Comment peut-on être chinois ?
Il est de ces livres qui vous prennent par surprise, vous touchent là où vous vous y attendiez le moins et par ce qui vous est totalement étranger. La tête ailleurs est un de ceux-ci, même si son sous-titre, « années chinoises » en indique dès l'abord la teneur générale. L'auteur, Jean-Pierre Outers, vit depuis six ans en Chine. Loin des récits de voyage où l'enthousiasme du découvreur célèbre, pêle-mêle, l'exotisme, la « longue tradition », les us et coutumes, l'accueil et autres lieux communs, au-delà aussi des évocations ambiguës de l'intellectuel occidental, coincé entre le syndrome mal digéré du « barbare en Asie » et le soupçon de condescendance qui guette celui qui se croit fondé à saisir, dans un même regard, l'altérité et la communauté des hommes, l'auteur semble ici s'être littéralement perdu, corps et âme, dans un autre monde.
L'avant-propos donne le ton, avec une extrême justesse : « Ceci est donc tout d'abord un long trouble, complet, où corps et tête sont en déroute, recouvrent leur maladresse, où tout, tout d'un coup, semble différent, à nouveau possible, où je crois mourir de pouvoir renaître, et dès lors ne figurent ici que d'infimes traces d'un séduction et de la surprise d'être là. » Et c'est bien cette fragilité intrinsèque, assumée, qui contamine petit à petit le lecteur. « Immersion », « noyade », « plongée volontaire », le voyageur se retrouve soudainement dans un milieu qui le laisse nu, sans autre repère où s'accrocher que celui de son corps. Il lui faut alors, pour survivre, redéchiffrer le monde sur un mode « quasi érotique », et peut-être ainsi, renouer avec un imaginaire collectif au-delà de son occidentalité.
Quelques biais, de simples détails suffisent à faire émerger cette aventure intérieure, sorte d'initiation à rebours qui s'apparente à la « petite mort ». Bien sûr la question de la langue et de l'écriture chinoises est évoquée, mais aussi la culture du chiffre, le cloisonnement, la médecine, le repas, le plaisir, les lieux d'aisance, le chant, la peau, et bien d'autres... Pas de catalogue pourtant, pas de visée sociologique ou politique non plus.
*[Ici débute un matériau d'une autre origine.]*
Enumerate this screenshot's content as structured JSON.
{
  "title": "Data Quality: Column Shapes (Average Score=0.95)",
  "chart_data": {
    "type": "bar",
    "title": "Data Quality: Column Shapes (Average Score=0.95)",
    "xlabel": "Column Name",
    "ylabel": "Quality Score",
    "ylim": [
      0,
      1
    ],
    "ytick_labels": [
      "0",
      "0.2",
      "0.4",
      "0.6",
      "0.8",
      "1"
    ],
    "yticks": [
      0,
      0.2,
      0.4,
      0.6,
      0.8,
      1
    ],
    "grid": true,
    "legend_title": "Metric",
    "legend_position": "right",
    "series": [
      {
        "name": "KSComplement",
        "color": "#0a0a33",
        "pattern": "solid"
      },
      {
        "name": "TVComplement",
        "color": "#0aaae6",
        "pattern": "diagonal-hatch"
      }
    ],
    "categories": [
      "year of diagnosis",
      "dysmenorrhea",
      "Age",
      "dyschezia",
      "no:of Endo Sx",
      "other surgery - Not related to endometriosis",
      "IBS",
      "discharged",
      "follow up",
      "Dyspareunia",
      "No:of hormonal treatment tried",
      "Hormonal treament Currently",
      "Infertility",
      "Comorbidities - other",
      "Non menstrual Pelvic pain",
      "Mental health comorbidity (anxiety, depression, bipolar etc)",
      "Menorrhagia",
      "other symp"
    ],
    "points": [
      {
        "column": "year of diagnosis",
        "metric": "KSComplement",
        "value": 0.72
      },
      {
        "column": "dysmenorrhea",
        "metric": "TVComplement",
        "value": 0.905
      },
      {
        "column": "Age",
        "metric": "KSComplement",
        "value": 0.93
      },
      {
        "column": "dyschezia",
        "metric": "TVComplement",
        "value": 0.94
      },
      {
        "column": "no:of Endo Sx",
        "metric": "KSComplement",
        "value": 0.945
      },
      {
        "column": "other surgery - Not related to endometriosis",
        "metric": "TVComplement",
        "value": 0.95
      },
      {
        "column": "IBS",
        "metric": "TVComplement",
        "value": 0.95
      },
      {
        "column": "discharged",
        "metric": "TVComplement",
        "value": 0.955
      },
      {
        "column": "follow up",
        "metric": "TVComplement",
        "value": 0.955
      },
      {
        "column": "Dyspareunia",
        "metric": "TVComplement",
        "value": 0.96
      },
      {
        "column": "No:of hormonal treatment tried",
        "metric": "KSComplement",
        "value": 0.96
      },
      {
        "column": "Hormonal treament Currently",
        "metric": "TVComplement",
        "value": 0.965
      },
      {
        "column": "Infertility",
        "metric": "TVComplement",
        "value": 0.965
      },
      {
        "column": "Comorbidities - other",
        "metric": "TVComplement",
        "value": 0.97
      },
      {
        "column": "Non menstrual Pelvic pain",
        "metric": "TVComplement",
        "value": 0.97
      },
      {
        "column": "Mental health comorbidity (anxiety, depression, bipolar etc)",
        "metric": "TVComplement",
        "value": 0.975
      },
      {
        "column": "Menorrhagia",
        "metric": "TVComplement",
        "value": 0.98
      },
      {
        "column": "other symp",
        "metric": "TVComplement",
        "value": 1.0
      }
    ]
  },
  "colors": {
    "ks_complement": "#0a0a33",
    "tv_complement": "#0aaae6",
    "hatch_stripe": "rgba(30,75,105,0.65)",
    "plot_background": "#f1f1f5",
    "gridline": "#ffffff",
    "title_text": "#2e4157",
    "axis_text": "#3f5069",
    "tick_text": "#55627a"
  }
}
Un être humain, tout simplement, au milieu de ces semblables si différents et si proches à la fois, comme « aspiré » dans une multitude fascinante.
L'écriture elle-même, au rythme haché, truffée d'incises, de chiasmes, de tâtonnements, n'est pas sans rappeler la méticuleuse dégustation qui caractérise les repas chinois. On y suce quelques os, on picore ici et là quelques petites portions à même le plat, on recrache les résidus, on savoure le détail des saveurs. Et toujours avec humour, entre sourire et désarroi. Jean-Pierre Outers est devenu chinois et son livre en est peut-être l'aveu le plus désarmant et le plus beau qui soit.
Dominique Crahay
Jean-Pierre OUTERS, La tête ailleurs (années chinoises), Talus d'approche, 1995.